Lena Dunham’s 2022 was a study in contrasts, with two night-and-day fiction films to ponder: her Amazon original Catherine Called Birdy, which seemed to challenge notions of who Dunham is and what she does, and indie comedy-drama Sharp Stick, which took those notions into new and provocative territory. Her focus is on Sarah Jo (Kristine Froseth), a 26-year-old nanny who quite unwisely gives up her virginity to the scruffy burnout father (Jon Bernthal) who employs her. Dunham’s talent for writing amusingly self-destructive women and stupid men remains intact, and her own role as a mother caught in the middle is as thorny and complicated as the film that surrounds her.

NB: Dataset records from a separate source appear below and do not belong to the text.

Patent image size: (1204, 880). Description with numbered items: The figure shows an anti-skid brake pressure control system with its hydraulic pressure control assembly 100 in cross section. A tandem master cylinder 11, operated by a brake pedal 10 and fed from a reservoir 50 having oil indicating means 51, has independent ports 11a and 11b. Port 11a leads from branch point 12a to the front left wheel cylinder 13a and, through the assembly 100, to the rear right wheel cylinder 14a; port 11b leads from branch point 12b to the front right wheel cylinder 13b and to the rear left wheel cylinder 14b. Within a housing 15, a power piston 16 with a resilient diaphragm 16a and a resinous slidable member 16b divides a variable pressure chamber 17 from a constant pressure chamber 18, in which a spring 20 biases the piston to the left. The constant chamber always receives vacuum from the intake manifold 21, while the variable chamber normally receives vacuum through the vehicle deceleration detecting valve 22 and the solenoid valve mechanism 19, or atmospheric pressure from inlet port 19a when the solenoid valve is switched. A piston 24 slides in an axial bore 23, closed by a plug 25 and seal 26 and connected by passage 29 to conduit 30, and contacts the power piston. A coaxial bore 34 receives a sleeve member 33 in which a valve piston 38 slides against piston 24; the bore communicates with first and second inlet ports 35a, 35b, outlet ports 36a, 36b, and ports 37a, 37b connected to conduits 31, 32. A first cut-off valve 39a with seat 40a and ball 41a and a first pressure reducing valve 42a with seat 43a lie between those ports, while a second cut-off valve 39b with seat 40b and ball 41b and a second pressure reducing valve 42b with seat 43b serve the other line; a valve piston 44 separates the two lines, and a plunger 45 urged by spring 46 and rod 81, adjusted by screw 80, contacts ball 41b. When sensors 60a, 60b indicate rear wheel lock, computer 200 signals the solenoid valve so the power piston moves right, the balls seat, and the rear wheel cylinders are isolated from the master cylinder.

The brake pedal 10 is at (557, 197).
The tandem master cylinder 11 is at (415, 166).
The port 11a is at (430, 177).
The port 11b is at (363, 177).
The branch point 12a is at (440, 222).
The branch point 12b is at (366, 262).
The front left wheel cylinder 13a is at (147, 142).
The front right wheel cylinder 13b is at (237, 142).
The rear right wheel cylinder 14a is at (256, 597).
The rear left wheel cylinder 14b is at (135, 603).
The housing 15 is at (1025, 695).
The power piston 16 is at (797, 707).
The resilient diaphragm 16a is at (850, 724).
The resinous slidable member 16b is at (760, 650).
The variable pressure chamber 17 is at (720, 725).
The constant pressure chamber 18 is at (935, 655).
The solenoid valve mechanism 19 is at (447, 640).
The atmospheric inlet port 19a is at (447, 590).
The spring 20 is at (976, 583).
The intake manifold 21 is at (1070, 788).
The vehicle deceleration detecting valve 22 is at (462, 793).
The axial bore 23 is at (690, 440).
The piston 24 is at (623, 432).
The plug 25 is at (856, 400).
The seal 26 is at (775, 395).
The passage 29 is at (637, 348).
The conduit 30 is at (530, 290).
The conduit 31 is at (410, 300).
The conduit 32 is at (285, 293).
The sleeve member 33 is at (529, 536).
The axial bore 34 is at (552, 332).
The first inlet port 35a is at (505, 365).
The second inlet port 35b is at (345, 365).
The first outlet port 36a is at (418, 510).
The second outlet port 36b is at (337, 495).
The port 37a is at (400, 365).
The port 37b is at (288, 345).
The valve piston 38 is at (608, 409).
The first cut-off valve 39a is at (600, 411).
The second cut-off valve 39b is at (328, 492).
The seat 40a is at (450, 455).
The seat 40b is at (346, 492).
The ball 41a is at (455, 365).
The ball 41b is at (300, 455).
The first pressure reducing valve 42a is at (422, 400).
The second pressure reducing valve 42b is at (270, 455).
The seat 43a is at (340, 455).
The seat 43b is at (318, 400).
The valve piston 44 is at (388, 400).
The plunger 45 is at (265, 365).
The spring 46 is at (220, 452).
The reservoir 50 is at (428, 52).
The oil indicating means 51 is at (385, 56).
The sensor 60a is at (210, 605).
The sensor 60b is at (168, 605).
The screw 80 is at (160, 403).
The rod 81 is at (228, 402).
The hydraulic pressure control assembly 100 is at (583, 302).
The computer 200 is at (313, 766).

The mixed response to Noah Baumbach’s recent film adaptation of Don DeLillo’s White Noise was another reminder that turning the author’s thematically and historically dense works into quicksilver cinema seems to be something uniquely difficult. But in 2012, director David Cronenberg rose to the challenge with “Cosmopolis,” turning DeLillo’s chronicle of a day in the life of a young billionaire into a snapshot of Occupy-era self-destruction, while Robert Pattinson makes a particularly effective DeLillo protagonist, all cold surfaces and questionable motives.

Stream it on HBO Max.

Bryan Bertino’s tight, compact thriller finds a fiercely independent tween girl (Ella Ballentine) and her alcoholic mother (Zoe Kazan) on a long, hard drive through the lonely night – and then stranded in their car, which is dodged by a wolf falls the road. But this wolf was trying to escape another animal, and the women soon supplanted the wolf as prey. That sounds easy enough, but that’s not all Bertino plans to do; The intricate and elaborate flashback structure of the image makes it increasingly clear that these two are quite capable of being just as monstrous to each other.

Stream it on Netflix.

The documentary, directed by Amy Bandlien Storkel and Bryan Storkel, tells the story of Steve Glew, a collector, seller, and smuggler of Pez candy dispensers — or more specifically, Glew tells the story himself, telling his story not only with cheerful comic vigor, but also starring documentary’s vigorously stylized dramatizations of his various heists and frolics. This irreverent approach is right for this low-stakes story that takes the tools of Netflix’s increasingly ubiquitous true-crime documentary and debunks it as ridiculous.

Stream it on Hulu.

When the Boy Scouts filed for bankruptcy in February 2020, it was one of many national stories that quickly took a back seat in the wake of the coronavirus pandemic. Thousands of allegations of sexual abuse eventually came to light, eventually surpassing 82,000 accusers. Irene Taylor’s documentary describes the history of the organization and its pattern of protecting accused pedophiles in its midst (while outlawing gay Scouts and Scoutmasters as dangers to children). Taylor compiles an anatomy of a conspiracy, detailing how these secrets have been kept so securely guarded for so long, while tracking down survivors from across the country to hear their stories. It’s an unsettling, annoying piece of work, put together with a delicate blend of righteous outrage and necessary sensitivity.

Stream it on Netflix.

The documentary by Daniel Geller and Dayna Goldfine is, it should be noted, not a traditional biographical portrait of singer-songwriter Leonard Cohen, and thankfully there have been many. Instead, the filmmakers examine the long, strange, intriguing history of the title track – now arguably its most well-known composition, deployed in media of all kinds, covered by every artist with anything but initially a forgotten track on a poorly selling album . This odyssey from ignored to iconic is inherently dramatic, and Gellar and Goldfine bring it to life with panache while acknowledging that Cohen’s particular passion made his beginnings something of musical magic.